02 Ekim 2024 Çarşamba - 12:54 Evladı dağa kaçırılan baba: “DEM Parti oğlumu PKK’ya sattı” Muş’ta çocuklarını terör örgütü PKK’nın pençesinden kurtarmak isteyen ailelere, 2015 yılında Malazgirt’ten dağa kaçırılan Mehmet Can Çiçek’in babası Mehmet Sena Çiçek de katıldı. DEM Parti önünde evlatlarına teslim olmaları çağrısında bulunan 46 aileye, bir destek de Malazgirt’ten eyleme katılan Çiçek ailesinden geldi. Her geçen gün sayıları artarak güç kazanan ailelerin kararlı bekleyişi ise sürüyor. Parti binası önüne gelerek DEM Parti ve PKK’dan çocuklarını isteyen anneler, evlatlarına geri dönmeleri için çağrıda bulunarak; "Yavrumu verin bana", "Anneler direniyor", "Artık yeter, bırakın evlatlarımızı" ve "Artık yeter, yakamızdan düşün" yazılı dövizler açtı. Evlat nöbetine yeni katılan Mehmet Sena Çiçek, 2015 yılında oğlu Mehmet Can Çiçek’in dağa kaçırıldığını ifade ederek, “Ben onun geri dönmesini istiyorum. Onu götürenler, onu geri getirsinler. Onun ve tüm arkadaşlarının gelip devlete teslim olmasını, evine, yuvalarına kavuşmasını istiyorum. Biz onun yolunu bekliyoruz, onun için bugün buradayız. O gelmeyene kadar da biz burayı terk etmeyeceğiz. Her zaman yolunu gözleyeceğiz. Onun gelmesini istiyoruz ve onun için de çalışacağız” diye konuştu. Oğlunun DEM Parti tarafından kaçırıldığını ifade eden Çiçek, “Onlar aracılık yapıyorlar. PKK’ya satmışlar mı ne yapmışlar bilmiyoruz.
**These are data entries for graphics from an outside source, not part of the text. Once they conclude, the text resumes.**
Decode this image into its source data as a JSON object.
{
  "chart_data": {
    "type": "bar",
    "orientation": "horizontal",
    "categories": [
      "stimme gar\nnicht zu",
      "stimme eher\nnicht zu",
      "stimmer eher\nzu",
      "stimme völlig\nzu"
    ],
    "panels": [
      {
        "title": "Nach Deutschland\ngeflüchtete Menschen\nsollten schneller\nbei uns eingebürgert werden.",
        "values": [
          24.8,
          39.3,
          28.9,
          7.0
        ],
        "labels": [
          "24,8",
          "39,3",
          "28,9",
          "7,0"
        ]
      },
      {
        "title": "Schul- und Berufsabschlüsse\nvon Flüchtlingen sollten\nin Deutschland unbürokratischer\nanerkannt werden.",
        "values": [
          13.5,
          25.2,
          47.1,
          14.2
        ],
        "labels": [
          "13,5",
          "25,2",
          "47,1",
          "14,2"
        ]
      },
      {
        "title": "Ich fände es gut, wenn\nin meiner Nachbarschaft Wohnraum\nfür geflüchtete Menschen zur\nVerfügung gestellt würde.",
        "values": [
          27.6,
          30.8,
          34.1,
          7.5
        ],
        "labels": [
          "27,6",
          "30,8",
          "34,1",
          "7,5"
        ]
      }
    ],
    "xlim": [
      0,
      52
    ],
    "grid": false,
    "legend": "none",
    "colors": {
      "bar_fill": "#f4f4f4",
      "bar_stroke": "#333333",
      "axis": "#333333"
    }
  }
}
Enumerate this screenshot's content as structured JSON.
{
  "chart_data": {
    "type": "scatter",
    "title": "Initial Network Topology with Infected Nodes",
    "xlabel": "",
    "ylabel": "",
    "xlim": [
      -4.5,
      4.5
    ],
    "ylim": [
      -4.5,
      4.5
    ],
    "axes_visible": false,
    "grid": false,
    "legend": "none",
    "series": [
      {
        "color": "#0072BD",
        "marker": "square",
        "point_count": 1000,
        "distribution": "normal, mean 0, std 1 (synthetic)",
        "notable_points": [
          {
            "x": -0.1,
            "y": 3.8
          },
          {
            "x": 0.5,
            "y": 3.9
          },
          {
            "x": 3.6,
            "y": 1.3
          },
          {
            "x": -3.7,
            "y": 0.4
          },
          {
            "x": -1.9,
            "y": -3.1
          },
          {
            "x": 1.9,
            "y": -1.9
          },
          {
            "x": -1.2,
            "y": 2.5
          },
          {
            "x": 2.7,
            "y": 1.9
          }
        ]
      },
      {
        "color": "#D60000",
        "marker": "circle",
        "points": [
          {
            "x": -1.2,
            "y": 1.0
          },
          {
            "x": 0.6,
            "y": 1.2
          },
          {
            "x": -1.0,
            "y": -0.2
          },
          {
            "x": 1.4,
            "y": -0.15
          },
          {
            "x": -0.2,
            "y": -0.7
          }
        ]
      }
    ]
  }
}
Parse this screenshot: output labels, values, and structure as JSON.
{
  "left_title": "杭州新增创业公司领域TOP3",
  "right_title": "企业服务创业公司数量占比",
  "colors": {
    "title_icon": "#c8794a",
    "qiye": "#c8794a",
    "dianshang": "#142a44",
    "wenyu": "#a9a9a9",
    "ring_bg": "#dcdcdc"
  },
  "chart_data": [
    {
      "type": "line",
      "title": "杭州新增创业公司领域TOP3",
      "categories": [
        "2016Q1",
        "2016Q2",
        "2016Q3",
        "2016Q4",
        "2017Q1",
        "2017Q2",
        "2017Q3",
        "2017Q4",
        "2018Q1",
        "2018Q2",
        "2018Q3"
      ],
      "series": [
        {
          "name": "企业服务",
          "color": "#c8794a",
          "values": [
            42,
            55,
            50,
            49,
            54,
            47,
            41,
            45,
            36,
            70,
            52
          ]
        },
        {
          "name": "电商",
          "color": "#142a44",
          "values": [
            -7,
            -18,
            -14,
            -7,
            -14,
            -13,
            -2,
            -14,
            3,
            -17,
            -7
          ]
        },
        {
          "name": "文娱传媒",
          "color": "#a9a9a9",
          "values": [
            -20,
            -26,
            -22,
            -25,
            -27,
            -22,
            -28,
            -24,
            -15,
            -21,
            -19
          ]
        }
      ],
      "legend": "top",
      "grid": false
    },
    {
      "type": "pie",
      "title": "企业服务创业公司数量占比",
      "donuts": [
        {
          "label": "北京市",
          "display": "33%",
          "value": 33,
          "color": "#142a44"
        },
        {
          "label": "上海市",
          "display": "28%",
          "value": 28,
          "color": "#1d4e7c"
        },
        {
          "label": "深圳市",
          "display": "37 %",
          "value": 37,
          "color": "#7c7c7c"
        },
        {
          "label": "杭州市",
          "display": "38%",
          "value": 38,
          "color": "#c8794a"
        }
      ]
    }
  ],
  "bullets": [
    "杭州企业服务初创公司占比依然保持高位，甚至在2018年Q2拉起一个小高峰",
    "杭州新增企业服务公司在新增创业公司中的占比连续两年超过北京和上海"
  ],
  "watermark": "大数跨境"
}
Herhangi bir haber gelmemiş. Biz onun geri gelmesini istiyoruz. Onu götürenler geri getirsinler. Biz onu bekliyoruz. İnşallah bir gün selametle geri gelecektir. Hiç kimseye zarar vermeden, ne kendisine ne başkasını zarar vermeden gelip devlete teslim olmasını istiyoruz” şeklinde konuştu. 9 yıl önce oğlunun Bursa’dan kandırılarak dağa götürüldüğünü ifade eden Ayten Koçhan isimli anne ise DEM Parti’den ve PKK’dan oğlunu istediğini söyledi. Oğluna teslim olması çağrısında bulunan Ayten Koçhan, “Dön geri yavrum. Senin yolun yol değil oğul. Bu bizim davamız değil. İsrail’le Amerika’nın davasıdır, bizim davamız değil yavrum. Gel devletine sığın. Bütün evlatlara sesleniyorum. Yeter analar babalar ağladı. Gelin teslim olun. Dağların başında, taşların içinde, mağaralarda devlet kurulmaz. Bir bayrağımız var. Gelin devletimize sığının. Bir aile daha katıldı bugün. Bütün ailelere sesleniyorum. Hepimizin çocuğu gitmiş. Gelin bize destek olun. Gelin çocuklarınıza seslenin, belki dönerler. Gelsin teslim olsunlar. Yolları yol değil” şeklinde konuştu.